The nation, not unlike the eponymous father, is both the chosen son and the rebel son, and accordingly its relationship with the Father is at once intimate and strained. From the moment of Israel's birth, mutual adoration and disappointment mark the bond of the nation and God, and this is true of later stages in the nation's life as well. The tension between Israel and God only increases as the nation becomes a restless adolescent in the wilderness. In its rendition of the ambivalence that characterizes the father-son relationship, the primary biography of ancient Israel offers a penetrating representation of national ambivalence, making clear from the outset that the story of the nation is not a story without ﬁssures and lapses.
The national biography of Israel surely relies on certain heroic motifs, but it does not omit unﬂattering moments in the nation's history.
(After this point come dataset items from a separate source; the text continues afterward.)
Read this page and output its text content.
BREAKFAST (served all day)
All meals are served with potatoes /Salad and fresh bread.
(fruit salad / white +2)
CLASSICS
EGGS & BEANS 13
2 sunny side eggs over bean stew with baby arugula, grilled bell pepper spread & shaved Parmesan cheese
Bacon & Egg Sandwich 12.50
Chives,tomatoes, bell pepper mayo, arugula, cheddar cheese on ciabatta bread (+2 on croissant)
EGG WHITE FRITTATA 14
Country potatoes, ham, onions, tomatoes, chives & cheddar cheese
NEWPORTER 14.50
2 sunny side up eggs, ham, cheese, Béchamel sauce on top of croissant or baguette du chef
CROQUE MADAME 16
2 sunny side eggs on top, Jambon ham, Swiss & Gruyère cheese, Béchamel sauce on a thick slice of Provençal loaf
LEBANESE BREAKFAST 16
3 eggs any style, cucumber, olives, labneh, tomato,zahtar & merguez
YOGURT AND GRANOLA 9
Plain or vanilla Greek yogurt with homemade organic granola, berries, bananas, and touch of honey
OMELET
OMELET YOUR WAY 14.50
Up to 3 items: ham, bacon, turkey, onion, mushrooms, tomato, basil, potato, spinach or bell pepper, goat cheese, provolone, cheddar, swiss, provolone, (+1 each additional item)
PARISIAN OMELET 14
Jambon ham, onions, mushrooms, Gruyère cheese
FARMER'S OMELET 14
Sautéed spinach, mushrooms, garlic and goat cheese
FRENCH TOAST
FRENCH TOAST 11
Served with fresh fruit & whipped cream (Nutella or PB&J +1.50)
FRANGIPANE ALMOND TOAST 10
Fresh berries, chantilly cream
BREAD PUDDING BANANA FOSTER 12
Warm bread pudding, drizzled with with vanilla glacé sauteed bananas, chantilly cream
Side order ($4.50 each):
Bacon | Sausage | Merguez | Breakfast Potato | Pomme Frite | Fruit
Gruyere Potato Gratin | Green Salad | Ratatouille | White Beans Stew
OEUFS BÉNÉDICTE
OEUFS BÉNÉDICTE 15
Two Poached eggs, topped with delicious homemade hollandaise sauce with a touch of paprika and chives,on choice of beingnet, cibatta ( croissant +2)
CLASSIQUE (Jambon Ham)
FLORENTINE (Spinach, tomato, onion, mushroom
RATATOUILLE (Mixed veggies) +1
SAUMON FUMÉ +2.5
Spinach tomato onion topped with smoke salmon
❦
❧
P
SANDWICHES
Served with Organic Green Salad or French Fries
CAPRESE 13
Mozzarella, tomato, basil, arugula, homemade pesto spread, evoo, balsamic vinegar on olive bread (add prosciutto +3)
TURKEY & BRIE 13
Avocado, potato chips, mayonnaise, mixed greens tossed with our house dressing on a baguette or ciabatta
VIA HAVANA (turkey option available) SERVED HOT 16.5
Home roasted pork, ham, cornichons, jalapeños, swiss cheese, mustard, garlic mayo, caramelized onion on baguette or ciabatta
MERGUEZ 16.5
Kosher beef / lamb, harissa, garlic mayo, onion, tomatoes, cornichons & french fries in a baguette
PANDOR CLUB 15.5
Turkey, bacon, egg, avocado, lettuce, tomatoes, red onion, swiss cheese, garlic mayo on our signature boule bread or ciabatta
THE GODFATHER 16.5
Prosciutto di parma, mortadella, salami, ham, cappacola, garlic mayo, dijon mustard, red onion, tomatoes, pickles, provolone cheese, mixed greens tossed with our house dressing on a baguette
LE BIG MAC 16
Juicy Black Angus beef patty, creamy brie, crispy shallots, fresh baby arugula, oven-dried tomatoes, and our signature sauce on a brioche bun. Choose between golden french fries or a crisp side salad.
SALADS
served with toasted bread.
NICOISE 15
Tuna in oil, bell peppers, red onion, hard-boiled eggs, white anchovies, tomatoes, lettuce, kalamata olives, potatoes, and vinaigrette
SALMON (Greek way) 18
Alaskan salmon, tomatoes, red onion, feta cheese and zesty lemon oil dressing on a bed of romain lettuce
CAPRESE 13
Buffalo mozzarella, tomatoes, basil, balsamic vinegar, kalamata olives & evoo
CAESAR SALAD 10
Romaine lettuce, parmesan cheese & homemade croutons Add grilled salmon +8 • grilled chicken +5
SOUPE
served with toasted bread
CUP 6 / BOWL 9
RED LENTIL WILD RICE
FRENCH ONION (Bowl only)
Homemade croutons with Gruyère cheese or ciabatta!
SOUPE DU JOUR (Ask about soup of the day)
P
The representation of national birth in Exodus is not an idealized narrative about a ﬂawless birth but rather a text that takes into account the darker aspects of national formation as it explores the bafﬂing emergence of a new people. What makes nations come into being is one of the greatest enigmas that national biographies attempt to tackle. Exodus, I believe, can contribute much to our understanding of the imagining of such formative moments in its examination of how one nation jumped into the water despite itself and wondered why.